Wie ist aktuell die Stimmung im Land und speziell bei den international tätigen Unternehmen?
Es gibt Licht und Schatten aus meiner Sicht. Das größte Problem für die Argentinier war lange Zeit eine exorbitante Inflation, mit der man nicht vernünftig wirtschaften konnte. Die Inflation liegt aktuell bei 2 bis 3 Prozent pro Monat. Das klingt für Deutschland immer noch sehr hoch, ist aber für Argentinien ein Riesenfortschritt.
Der öffentliche Sektor wurde stark umgebaut. Es gibt nur noch 9 Bundesministerien, vorher waren es 22. Gleichzeitig wurden öffentliche Infrastrukturprogramme zurückgefahren. Die öffentlichen Finanzen haben sich so stabilisiert. In Buenos Aires hat man in den vergangenen Jahren viel in die Infrastruktur investiert. Im Landesinneren und insbesondere bei neuen Wirtschaftsprojekten müssen notwendige Investitionen jedoch zunehmend vom privaten Sektor getragen werden.
Im Rahmen der jährlichen Umfrage, die die AHK Argentinien gemeinsam mit EY Argentinien durchführt, gaben mehr als 70 Prozent der befragten Unternehmen an, dass sie eine positive Entwicklung ihrer Erträge erwarten. 96 Prozent der Unternehmen blicken optimistisch in die Zukunft, was ihre Rentabilität angeht.
Welche Branchen bieten aktuell besonders gute Chancen?
Die größten Sektoren mit Wachstumspotenzial für die kommenden Monate sind Energie und Bergbau. Das Investitionsprogramm RIGI bietet steuerliche und zollrechtliche Anreize und garantiert einen stabilen rechtlichen Rahmen für einen Zeitraum von 30 Jahren. Auf für Zulieferer ergeben sich hieraus gute Geschäftschancen, zumal Infrastrukturprojekte wie neue Eisenbahnstrecken, die mit diesen Sektoren zusammenhängen, explizit vom generellen Sparkurs der argentinischen Regierung ausgenommen sind. Geografisch profitieren die Andenprovinzen Jujuy und Cajamarca als Zentren der Lithiumgewinnung. Ebenfalls in den Andenregionen sind große neue Projekte im Kupferbergbau geplant und in Patagonien locken riesige Öl- und Gasvorkommen.

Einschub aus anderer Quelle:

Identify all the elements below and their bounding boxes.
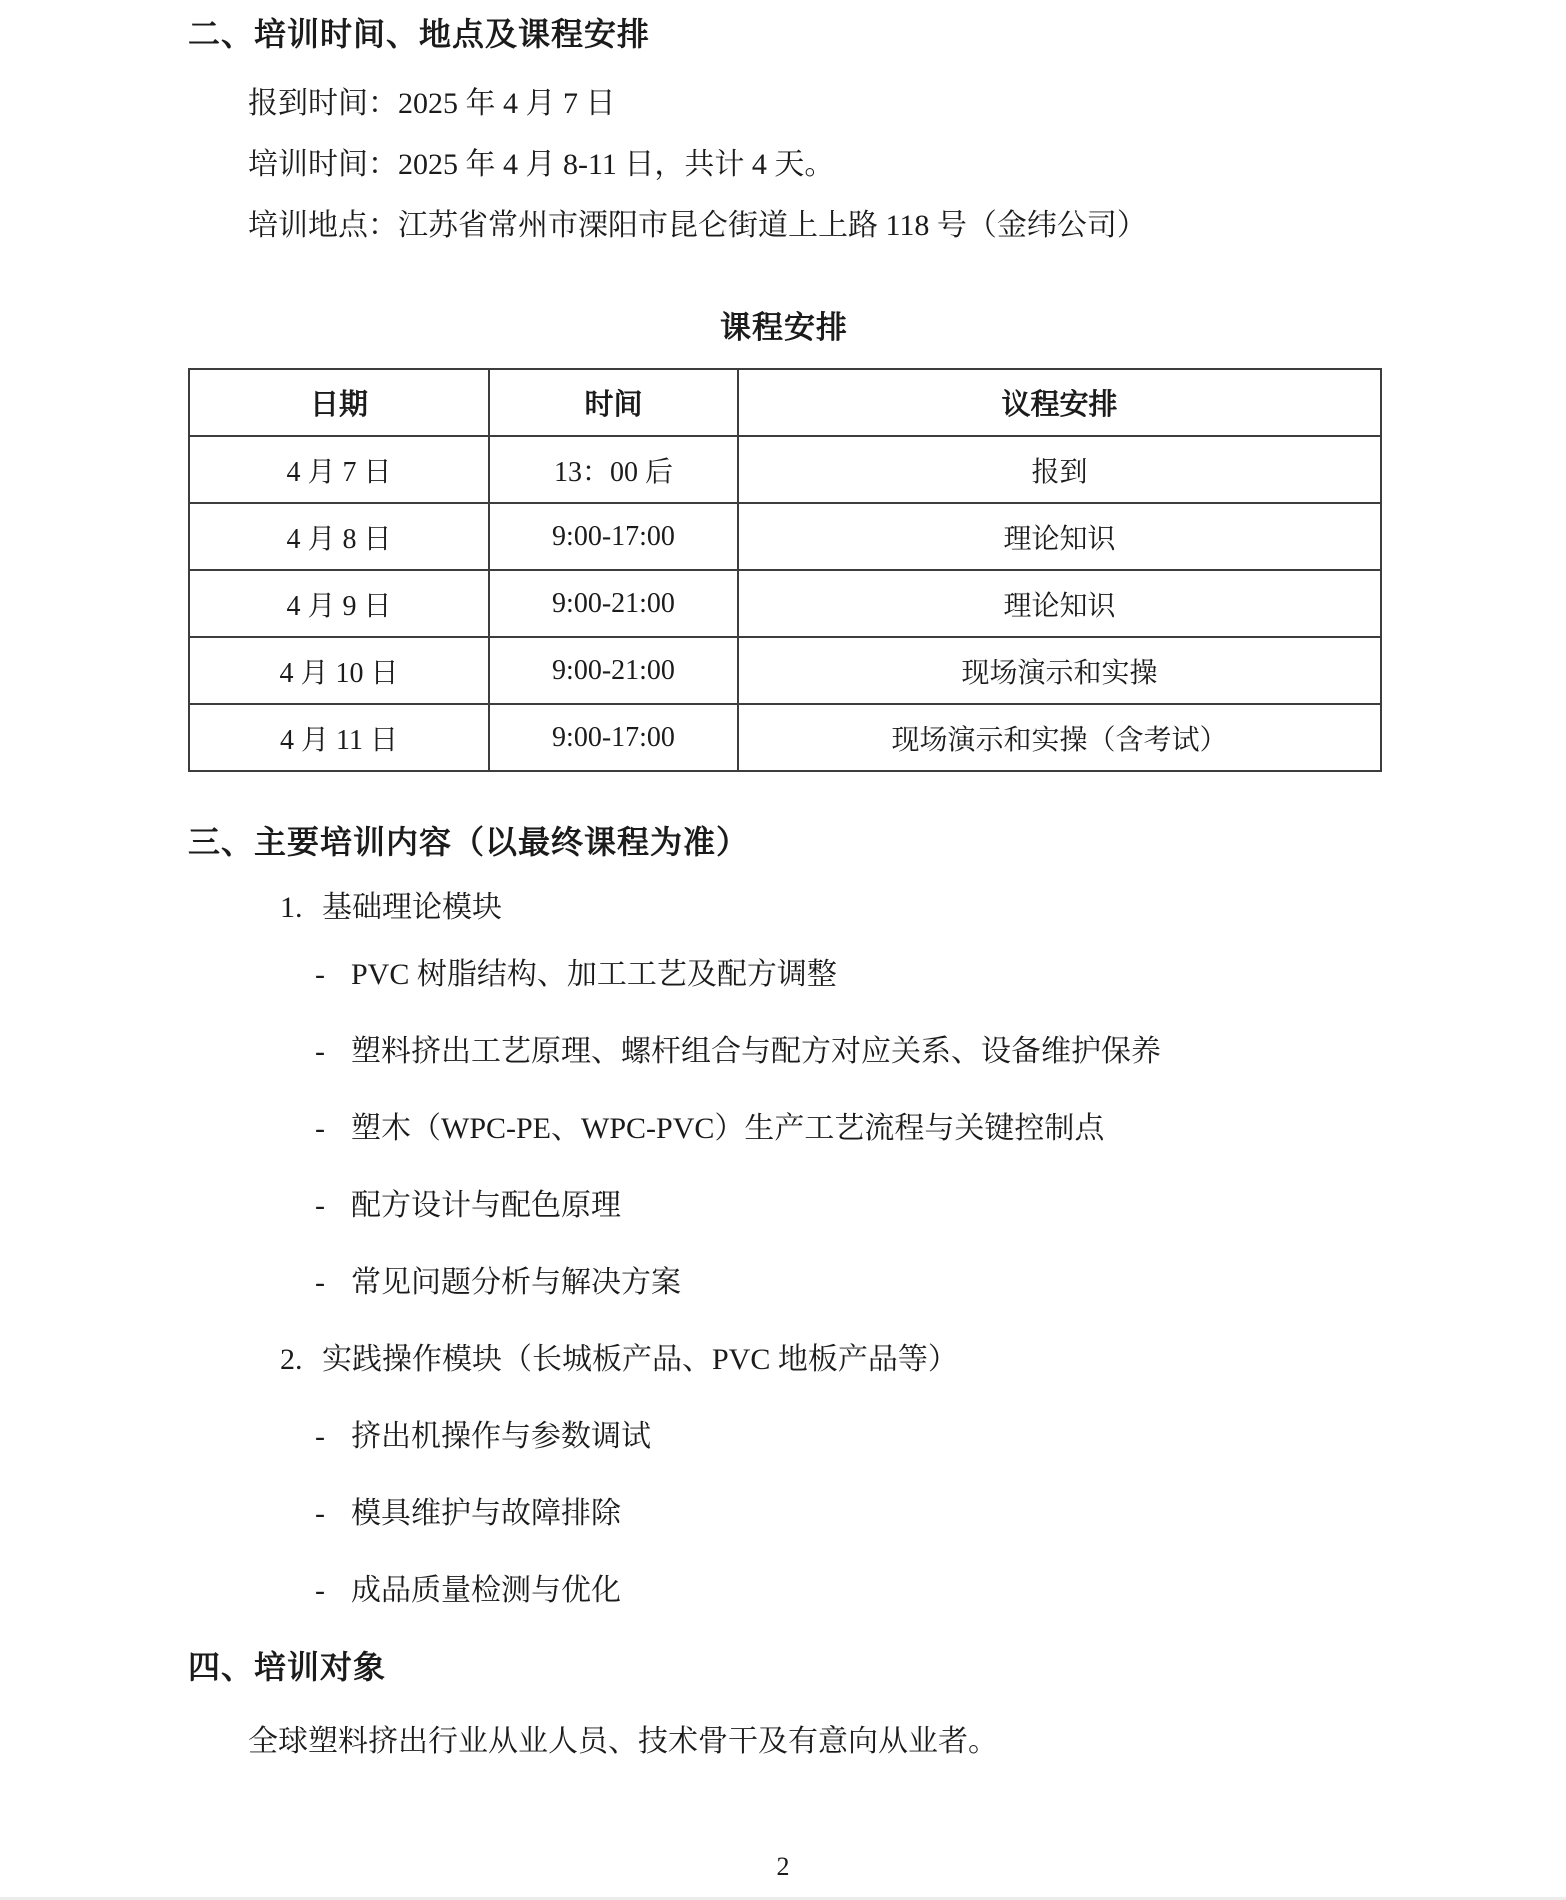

Früher war der Zahlungsverkehr im Handel mit Argentinien sehr herausfordernd. Importe konnten z.B. meist nur in Raten bezahlt werden und Anzahlungen im Vorfeld einer Lieferung waren nicht möglich. Wie sieht es heute aus?
Das System der Importgenehmigungen wurde abgeschafft und die Zahlungen für Importe müssen auch nicht mehr in Raten getätigt werden. Das ist eine große Erleichterung für deutsche und argentinische Unternehmen. Vorkasse ist allerdings weiterhin nicht möglich.
Der Agrarsektor, die Rohstoffe und die Energie boomen aktuell in Argentinien. Wie geht es der argentinischen Industrie?
Die argentinische Industrie befindet sich aktuell in einer Transformationsphase. Die Unternehmen kommen aus einer geschlossenen Wirtschaft, in der Importe beschränkt waren. Nun müssen die Unternehmen im internationalen Wettbewerb bestehen und das ist in manchen Branchen sehr schwierig.
Wie blicken die Deutschen Unternehmen in Argentinien auf der EU-Mercosur-Abkommen?
Die Unternehmen haben lange auf das Abkommen gewartet und erwarten positive Effekte durch das Inkrafttreten. Die argentinische Industrie muss im Zuge der wirtschaftlichen Öffnung die Produktion modernisieren und deutsche Technologie ist hier gefragt. Kurzfristig profitieren die Unternehmen vor allem durch die stufenweise Senkung der Zölle, die am 1. Mai beginnt. Mittelfristig erleichtert das Abkommen insgesamt die Kooperationen zwischen Deutschland und Argentinien.
Argentinien hat nun das lange verhandelte Abkommen mit der EU, aber fast zeitgleich wurde ein neues Handelsabkommen mit den USA unterzeichnet. Ist schon absehbar, ob europäische Unternehmen im argentinischen Markt in einen noch stärkeren Wettbewerb mit US-Firmen geraten?
Das kann man aus meiner Sicht aktuell noch nicht bewerten. Viel hängt davon ab, wie schnell jetzt die Umsetzung des Abkommens mit den USA tatsächlich kommt. Probleme kann es eventuell bei den durch das Mercosur-Abkommen geschützten Ursprungsbezeichnungen geben. Die helfen wenig, wenn z.B. der Parmesan dann aus den USA nach Argentinien geliefert wird.